Saturday, January 29, 2011


It’s been just over two years since Sherry and I left Japan and moved back to the States. And now we’re back, for a visit. We’re bypassing Tokyo, though, along with Kyoto, Osaka and all the other big name cities we Westerners have heard of. Although we did briefly see Nagoya our first night because we got on the wrong shinkansen and took a small two-hour, 150 mile detour. But once we got that all straightened out we headed directly to our old home, the city of Numazu – a modest, medium-sized city nestled at the base of Mt. Fuji and situated on the shore of the Suruga Bay. A city known for producing more dried horse mackerel than any other region in Japan.
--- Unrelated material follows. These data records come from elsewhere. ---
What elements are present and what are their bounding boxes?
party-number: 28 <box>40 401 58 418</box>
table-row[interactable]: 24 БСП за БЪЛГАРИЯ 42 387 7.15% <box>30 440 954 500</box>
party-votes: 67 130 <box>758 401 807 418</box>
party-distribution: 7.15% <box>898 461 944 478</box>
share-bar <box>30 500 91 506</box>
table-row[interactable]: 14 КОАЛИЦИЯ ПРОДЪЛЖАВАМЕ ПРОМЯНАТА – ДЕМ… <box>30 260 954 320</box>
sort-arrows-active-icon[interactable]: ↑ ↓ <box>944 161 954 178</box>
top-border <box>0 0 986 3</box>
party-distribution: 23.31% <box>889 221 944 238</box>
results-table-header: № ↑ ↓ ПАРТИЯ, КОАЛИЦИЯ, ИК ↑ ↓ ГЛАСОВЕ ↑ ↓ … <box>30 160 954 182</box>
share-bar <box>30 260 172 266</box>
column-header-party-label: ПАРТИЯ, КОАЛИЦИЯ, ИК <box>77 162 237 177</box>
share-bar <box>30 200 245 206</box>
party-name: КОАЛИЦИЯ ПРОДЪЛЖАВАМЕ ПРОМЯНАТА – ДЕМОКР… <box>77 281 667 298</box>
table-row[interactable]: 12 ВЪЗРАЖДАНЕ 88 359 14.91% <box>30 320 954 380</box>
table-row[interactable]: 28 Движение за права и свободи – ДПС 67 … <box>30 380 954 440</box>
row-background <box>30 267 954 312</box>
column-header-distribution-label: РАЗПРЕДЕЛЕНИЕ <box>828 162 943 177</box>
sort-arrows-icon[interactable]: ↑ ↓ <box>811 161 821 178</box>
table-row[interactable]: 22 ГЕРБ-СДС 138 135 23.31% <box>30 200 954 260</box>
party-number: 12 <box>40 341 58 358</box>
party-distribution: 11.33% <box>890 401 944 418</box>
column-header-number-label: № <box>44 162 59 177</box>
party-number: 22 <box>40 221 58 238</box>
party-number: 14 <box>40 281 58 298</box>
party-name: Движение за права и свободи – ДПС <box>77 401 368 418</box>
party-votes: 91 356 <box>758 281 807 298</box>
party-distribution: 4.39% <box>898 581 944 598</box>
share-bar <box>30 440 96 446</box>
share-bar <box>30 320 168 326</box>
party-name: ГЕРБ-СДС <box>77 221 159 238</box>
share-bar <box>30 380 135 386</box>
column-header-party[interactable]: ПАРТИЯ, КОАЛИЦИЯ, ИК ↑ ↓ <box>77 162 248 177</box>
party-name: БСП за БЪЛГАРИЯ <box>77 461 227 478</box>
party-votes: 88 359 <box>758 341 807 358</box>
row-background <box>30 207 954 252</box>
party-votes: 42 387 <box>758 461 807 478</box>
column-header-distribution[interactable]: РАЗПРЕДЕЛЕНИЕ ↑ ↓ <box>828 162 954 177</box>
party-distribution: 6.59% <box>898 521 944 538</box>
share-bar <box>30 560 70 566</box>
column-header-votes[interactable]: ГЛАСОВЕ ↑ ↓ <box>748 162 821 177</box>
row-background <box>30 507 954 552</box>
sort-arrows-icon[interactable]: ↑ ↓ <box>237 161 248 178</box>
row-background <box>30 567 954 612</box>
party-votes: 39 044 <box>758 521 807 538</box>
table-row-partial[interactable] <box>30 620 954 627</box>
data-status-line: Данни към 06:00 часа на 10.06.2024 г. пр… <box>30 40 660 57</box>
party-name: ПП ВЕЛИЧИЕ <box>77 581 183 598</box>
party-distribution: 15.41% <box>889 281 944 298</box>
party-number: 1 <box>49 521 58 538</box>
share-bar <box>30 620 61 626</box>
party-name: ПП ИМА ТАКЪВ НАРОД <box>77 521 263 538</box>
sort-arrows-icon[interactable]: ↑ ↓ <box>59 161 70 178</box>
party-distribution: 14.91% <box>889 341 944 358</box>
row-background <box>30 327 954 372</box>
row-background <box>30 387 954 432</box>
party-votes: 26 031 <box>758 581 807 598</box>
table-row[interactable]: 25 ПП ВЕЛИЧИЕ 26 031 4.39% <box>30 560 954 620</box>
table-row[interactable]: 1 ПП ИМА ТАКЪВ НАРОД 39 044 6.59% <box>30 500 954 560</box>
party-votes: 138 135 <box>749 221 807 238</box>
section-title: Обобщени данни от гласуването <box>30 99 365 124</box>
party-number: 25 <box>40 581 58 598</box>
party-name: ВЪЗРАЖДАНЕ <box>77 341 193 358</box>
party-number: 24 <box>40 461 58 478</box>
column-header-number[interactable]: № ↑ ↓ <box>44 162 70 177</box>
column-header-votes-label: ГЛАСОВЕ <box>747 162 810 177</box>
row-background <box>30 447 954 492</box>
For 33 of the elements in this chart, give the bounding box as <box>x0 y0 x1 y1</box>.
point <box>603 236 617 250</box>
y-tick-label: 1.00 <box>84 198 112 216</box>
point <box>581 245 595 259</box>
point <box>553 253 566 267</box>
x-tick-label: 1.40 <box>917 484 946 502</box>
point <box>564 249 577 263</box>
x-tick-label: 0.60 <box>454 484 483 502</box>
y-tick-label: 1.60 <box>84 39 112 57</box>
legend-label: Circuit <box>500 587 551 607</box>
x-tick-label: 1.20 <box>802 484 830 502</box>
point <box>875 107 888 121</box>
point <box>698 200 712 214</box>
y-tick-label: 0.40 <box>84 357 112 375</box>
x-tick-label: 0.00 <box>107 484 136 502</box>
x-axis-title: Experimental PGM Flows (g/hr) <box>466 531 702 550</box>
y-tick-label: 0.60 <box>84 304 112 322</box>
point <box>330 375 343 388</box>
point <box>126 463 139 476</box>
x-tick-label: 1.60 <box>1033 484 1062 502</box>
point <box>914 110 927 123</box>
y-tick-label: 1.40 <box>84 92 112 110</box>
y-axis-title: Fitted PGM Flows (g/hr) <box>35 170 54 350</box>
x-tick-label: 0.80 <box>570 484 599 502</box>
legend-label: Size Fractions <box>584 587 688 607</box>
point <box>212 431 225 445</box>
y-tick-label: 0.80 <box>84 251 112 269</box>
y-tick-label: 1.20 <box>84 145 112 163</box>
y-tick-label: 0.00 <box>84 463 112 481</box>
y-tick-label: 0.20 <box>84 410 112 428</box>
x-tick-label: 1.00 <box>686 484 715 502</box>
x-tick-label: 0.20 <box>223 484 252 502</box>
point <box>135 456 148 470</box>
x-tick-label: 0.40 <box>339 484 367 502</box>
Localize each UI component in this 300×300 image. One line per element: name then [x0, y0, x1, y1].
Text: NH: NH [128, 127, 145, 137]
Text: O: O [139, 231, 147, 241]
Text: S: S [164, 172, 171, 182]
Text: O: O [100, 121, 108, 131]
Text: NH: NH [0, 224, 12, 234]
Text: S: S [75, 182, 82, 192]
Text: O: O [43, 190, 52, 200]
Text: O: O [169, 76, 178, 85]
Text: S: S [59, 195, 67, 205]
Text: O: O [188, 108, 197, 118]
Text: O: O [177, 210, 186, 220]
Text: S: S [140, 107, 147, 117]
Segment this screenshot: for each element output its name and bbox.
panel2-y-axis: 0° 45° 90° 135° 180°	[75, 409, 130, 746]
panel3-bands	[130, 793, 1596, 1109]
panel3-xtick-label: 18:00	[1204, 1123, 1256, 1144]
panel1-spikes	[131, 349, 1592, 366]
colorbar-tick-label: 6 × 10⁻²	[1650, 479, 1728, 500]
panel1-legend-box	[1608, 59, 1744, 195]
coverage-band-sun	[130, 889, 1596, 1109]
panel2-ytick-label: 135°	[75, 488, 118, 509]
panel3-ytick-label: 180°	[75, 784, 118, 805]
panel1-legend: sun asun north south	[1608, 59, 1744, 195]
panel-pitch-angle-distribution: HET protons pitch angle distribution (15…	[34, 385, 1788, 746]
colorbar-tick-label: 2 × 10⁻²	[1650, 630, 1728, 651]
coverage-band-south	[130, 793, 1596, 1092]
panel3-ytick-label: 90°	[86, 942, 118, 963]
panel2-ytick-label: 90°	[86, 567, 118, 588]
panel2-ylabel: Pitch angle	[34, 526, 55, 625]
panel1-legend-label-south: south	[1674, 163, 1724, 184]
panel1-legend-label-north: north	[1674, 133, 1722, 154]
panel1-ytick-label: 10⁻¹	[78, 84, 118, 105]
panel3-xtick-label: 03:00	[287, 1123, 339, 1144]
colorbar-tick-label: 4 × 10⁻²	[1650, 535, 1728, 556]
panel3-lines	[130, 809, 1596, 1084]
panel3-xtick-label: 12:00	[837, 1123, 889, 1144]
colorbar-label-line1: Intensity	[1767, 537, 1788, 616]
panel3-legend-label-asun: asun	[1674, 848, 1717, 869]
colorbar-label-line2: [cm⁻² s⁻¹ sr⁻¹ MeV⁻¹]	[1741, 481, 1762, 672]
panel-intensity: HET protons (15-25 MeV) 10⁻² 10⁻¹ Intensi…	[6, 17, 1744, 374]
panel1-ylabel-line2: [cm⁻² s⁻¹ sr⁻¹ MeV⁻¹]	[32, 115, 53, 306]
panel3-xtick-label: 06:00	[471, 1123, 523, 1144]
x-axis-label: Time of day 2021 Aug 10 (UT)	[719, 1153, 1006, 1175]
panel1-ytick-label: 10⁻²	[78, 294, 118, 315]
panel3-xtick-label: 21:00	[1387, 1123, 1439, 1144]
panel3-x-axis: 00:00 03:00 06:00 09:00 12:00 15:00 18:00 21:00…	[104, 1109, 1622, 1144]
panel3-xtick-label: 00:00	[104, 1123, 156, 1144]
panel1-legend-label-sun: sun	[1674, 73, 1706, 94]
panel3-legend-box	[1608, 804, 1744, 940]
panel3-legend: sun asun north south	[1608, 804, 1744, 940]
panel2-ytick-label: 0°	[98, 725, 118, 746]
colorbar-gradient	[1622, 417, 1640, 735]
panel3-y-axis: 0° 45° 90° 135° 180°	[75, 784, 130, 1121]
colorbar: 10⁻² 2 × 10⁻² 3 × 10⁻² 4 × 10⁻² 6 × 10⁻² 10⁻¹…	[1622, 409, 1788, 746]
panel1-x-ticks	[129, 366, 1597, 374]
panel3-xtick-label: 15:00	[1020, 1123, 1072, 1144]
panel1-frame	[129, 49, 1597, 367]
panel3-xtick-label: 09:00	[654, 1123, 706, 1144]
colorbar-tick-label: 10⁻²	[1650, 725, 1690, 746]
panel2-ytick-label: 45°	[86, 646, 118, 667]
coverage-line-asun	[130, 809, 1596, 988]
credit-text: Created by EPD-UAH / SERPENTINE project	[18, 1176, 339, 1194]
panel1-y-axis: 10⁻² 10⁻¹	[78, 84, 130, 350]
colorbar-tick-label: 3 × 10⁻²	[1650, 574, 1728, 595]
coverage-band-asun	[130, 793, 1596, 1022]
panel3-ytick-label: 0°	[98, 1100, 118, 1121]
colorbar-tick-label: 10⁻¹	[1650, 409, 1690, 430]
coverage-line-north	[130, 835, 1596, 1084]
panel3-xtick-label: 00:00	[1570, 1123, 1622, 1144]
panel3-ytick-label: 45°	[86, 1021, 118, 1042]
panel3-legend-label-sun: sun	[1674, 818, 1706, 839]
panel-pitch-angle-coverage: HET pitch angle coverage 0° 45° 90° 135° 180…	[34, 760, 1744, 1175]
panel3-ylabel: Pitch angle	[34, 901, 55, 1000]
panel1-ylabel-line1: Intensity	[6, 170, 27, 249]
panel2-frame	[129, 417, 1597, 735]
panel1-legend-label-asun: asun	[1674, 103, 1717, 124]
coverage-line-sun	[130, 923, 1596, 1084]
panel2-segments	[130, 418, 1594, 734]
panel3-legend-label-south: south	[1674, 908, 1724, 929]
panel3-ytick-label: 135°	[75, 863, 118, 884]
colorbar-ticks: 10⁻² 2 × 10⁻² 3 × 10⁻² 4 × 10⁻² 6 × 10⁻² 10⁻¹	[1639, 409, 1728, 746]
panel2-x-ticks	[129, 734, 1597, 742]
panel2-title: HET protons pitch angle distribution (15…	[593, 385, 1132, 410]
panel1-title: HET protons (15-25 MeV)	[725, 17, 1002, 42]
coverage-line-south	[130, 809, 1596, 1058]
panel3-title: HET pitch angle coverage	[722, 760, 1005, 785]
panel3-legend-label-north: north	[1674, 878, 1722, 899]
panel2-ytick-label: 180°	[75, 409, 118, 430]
It ain’t nothin’ fancy, but Numazu was our home for a year. And really the only other home Sherry and I have ever had outside of Austin. We love it, and though it’s been over two years, I have thought of Numazu every single day since we left on December 22nd, 2008. I mean it. Every. Single. Day. And so, I expected that returning would be a bizarre, surreal, dreamlike experience. Like returning to your childhood elementary school and remembering the halls being wider and the urinals being taller. But the strangest thing about being back is that it’s not strange at all. It’s like we never left. It’s like the job I’ve held, and the apartment we moved into and every new friend we’ve made over the past two years in the States were simply a product of an overactive REM sleep brought on by a night of Suntory whisky overindulgence. It’s happened before.


Natsukashii, Numazu. I’m glad you’re you. It’s a good thing when old friends are just as charming and affable as you remember them.